Trump Signs Revised Travel Ban Covering Six Muslim-Majority Countries

Donald Trump steps off Air Force One at Andrews Air Force Base in Maryland on Sunday.

Nicholas Kamm/AFP/Getty Images

President Trump has signed a new executive order baning travelers from several Muslim-majority countries from entering the U.S., the White House has announced. Trump is not speaking publicly about the order and no members of the press were present for the signing, but Secretary of State Rex Tillerson, Attorney General Jeff Sessions, and Homeland Security Secretary John Kelly gave brief remarks about it at a press conference.

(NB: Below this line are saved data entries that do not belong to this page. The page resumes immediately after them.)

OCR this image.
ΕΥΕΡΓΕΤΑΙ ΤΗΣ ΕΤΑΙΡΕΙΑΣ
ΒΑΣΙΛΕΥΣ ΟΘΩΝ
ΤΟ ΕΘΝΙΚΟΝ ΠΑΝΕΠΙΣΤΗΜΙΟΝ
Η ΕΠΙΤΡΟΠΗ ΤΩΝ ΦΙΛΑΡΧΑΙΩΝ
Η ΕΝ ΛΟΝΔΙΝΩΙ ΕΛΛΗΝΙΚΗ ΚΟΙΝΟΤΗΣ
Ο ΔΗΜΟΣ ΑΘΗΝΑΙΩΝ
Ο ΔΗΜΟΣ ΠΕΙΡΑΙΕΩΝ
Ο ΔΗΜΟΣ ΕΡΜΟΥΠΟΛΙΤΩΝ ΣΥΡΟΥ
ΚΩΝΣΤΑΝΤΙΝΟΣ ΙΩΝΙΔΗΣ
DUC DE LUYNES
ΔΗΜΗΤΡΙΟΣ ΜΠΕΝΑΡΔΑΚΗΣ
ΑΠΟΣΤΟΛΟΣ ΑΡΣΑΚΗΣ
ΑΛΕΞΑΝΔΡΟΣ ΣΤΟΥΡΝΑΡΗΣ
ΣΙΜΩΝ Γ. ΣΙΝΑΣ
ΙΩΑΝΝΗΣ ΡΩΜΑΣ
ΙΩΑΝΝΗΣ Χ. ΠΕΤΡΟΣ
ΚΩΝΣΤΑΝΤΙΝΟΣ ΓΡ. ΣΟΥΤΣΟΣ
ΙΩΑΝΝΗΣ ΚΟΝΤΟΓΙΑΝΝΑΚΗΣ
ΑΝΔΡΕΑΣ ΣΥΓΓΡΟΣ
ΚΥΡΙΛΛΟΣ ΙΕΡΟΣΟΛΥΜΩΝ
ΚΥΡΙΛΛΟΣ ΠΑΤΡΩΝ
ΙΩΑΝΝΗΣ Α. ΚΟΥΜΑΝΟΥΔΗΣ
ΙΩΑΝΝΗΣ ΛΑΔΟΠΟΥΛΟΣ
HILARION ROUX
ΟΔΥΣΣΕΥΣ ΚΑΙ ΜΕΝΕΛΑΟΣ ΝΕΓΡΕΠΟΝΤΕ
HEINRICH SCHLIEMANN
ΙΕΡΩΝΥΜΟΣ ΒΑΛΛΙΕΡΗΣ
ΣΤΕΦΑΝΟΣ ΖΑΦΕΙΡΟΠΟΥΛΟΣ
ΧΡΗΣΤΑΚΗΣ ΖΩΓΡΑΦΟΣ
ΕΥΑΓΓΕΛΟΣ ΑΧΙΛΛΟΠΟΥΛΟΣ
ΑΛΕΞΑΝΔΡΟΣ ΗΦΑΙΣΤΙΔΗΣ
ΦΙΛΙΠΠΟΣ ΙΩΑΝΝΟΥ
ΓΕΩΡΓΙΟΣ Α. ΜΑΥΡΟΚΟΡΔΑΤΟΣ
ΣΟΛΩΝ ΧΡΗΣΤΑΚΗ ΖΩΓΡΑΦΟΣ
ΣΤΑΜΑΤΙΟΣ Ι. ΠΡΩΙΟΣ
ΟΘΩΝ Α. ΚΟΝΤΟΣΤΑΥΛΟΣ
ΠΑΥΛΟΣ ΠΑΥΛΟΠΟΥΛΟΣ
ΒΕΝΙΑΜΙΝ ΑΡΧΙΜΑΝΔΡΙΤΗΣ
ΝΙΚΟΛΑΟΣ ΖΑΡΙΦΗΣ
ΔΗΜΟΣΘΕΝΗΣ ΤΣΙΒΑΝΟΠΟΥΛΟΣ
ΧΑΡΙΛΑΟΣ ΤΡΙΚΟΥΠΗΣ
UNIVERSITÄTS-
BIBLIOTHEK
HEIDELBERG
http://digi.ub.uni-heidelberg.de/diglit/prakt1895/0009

Details that have carried over from the first ban, which was signed Jan. 27 and blocked via restraining order by a federal judge on Feb. 3:

  • Individuals from the identified countries are banned for 90 days.
  • All refugees are banned for 120 days.

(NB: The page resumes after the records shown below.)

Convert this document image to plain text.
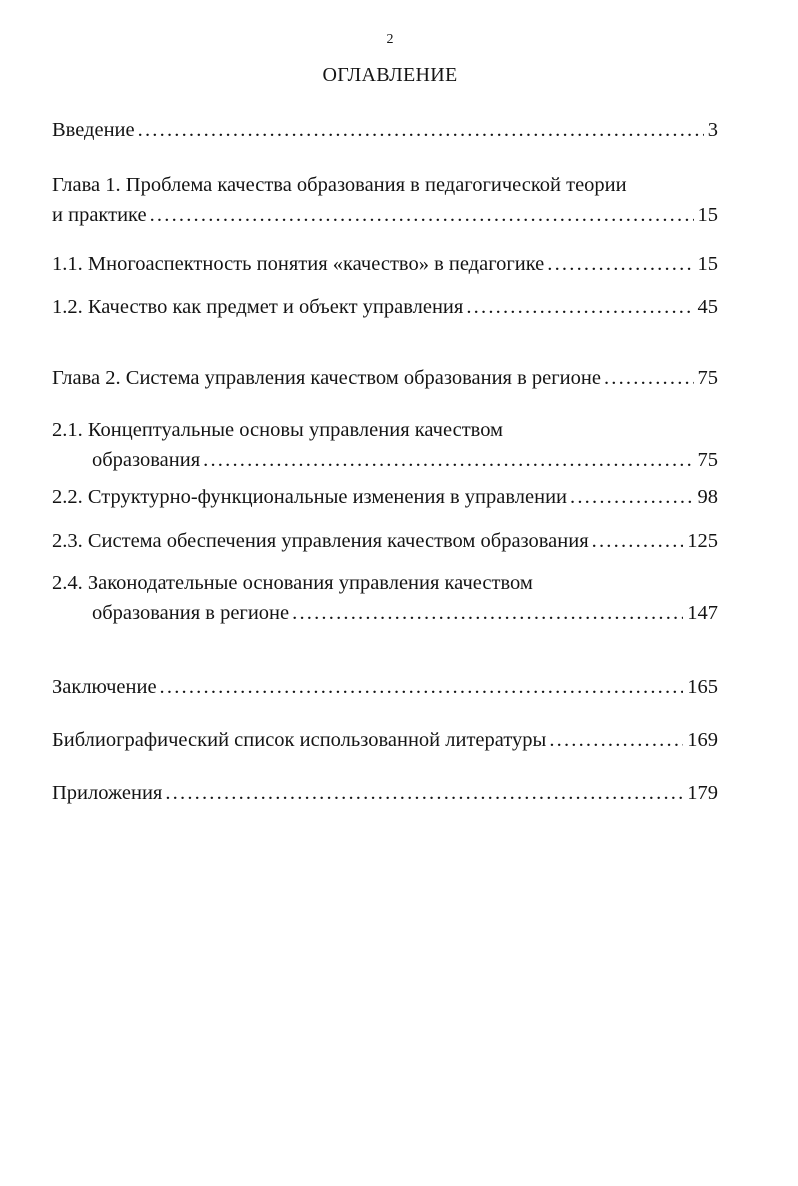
2
ОГЛАВЛЕНИЕ
Введение .....	3
Глава 1. Проблема качества образования в педагогической теории
и практике .....	15
1.1. Многоаспектность понятия «качество» в педагогике .....	15
1.2. Качество как предмет и объект управления .....	45
Глава 2. Система управления качеством образования в регионе .....	75
2.1. Концептуальные основы управления качеством
образования .....	75
2.2. Структурно-функциональные изменения в управлении .....	98
2.3. Система обеспечения управления качеством образования .....	125
2.4. Законодательные основания управления качеством
образования в регионе .....	147
Заключение .....	165
Библиографический список использованной литературы .....	169
Приложения .....	179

Key differences between the new ban and the first one:

  • The new ban covers travelers from Sudan, Syria, Iran, Libya, Somalia, and Yemen but not from Iraq. Tillerson says that improved vetting procedures involving Iraqis—many of whom work closely with or for the U.S. military—were developed in recent weeks.
  • The new ban does not ban Syrian refugees indefinitely.
  • The first ban went into effect immediately after being signed. The new ban goes into effect March 16.
  • The new ban will not apply to anyone who already holds a green card or a valid U.S. visa or has been granted official refugee or asylum status. (Green cards weren’t addressed specifically in the first order but many green card holders were initially prevented from re-entering the country after it was signed.)
  • The new ban does not specify that members of minority religions will be given preferred treatment when refugee admissions are resumed.

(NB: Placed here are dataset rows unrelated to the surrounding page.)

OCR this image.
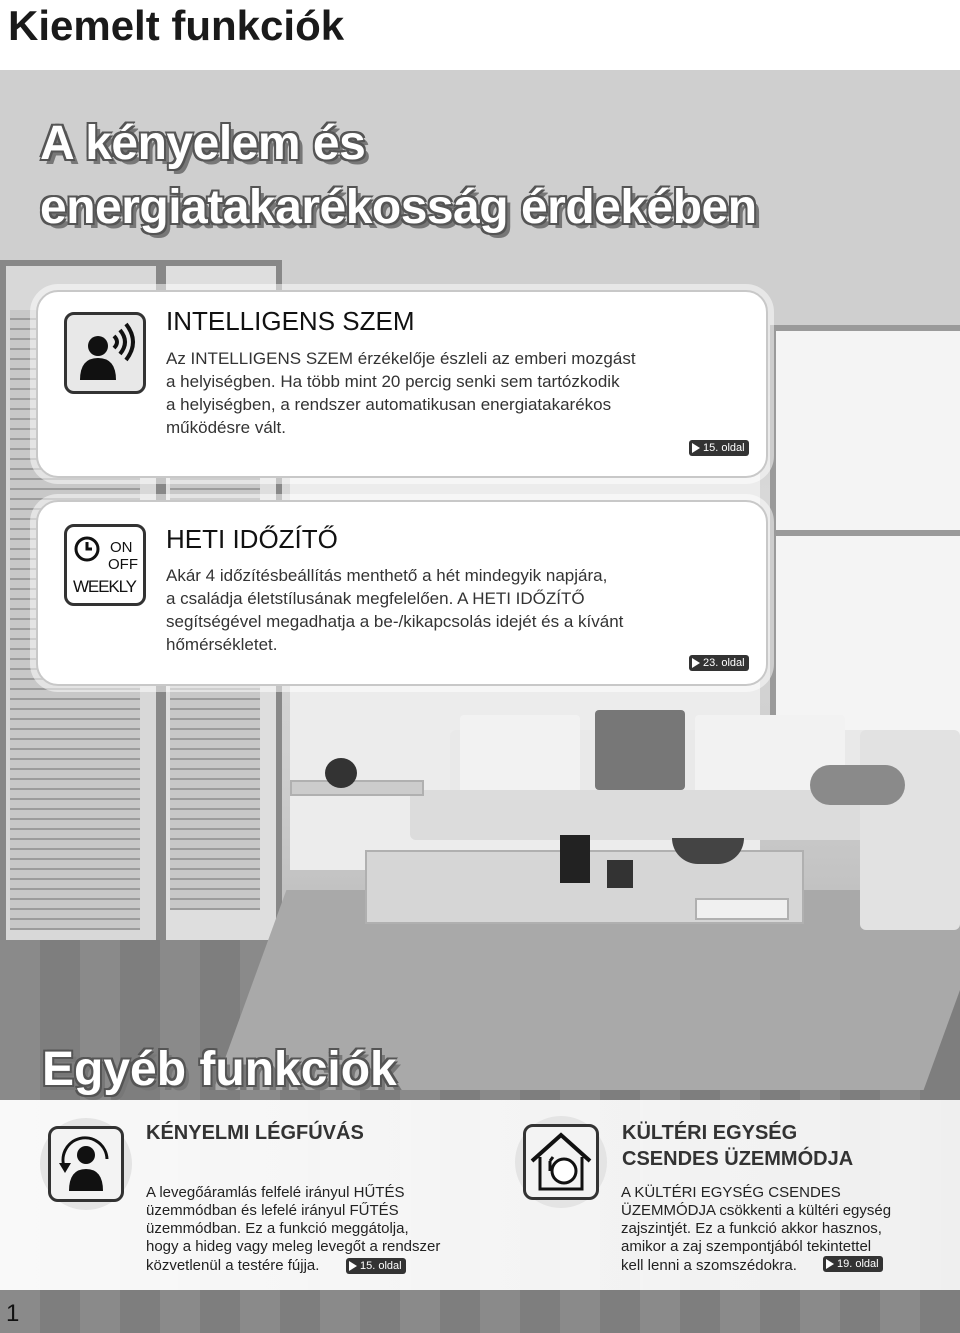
Kiemelt funkciók
A kényelem és
energiatakarékosság érdekében
INTELLIGENS SZEM

Az INTELLIGENS SZEM érzékelője észleli az emberi mozgást

a helyiségben. Ha több mint 20 percig senki sem tartózkodik

a helyiségben, a rendszer automatikusan energiatakarékos

működésre vált.

15. oldal
ON
OFF
WEEKLY
HETI IDŐZÍTŐ

Akár 4 időzítésbeállítás menthető a hét mindegyik napjára,

a családja életstílusának megfelelően. A HETI IDŐZÍTŐ

segítségével megadhatja a be-/kikapcsolás idejét és a kívánt

hőmérsékletet.

23. oldal
Egyéb funkciók
KÉNYELMI LÉGFÚVÁS

A levegőáramlás felfelé irányul HŰTÉS

üzemmódban és lefelé irányul FŰTÉS

üzemmódban. Ez a funkció meggátolja,

hogy a hideg vagy meleg levegőt a rendszer

közvetlenül a testére fújja.	15. oldal
KÜLTÉRI EGYSÉG
CSENDES ÜZEMMÓDJA

A KÜLTÉRI EGYSÉG CSENDES

ÜZEMMÓDJA csökkenti a kültéri egység

zajszintjét. Ez a funkció akkor hasznos,

amikor a zaj szempontjából tekintettel

kell lenni a szomszédokra.	19. oldal
1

The latter two items seem designed to make the order more judicially defensible by eliminating concerns about religious favoritism and due process rights for existing visa/green-card holders. (The new order explicitly revokes the first one, which means that—contrary to Trump’s earlier statements—the administration will not pursue a reinstatement of the first ban.) The ACLU has already promised to challenge the new order in court; one avenue it may pursue might involve challenging the ban’s necessity as an urgent matter of national security by noting that multiple press reports have said its announcement was delayed by several days so that the president could bask in positive press coverage of his Tuesday address to Congress.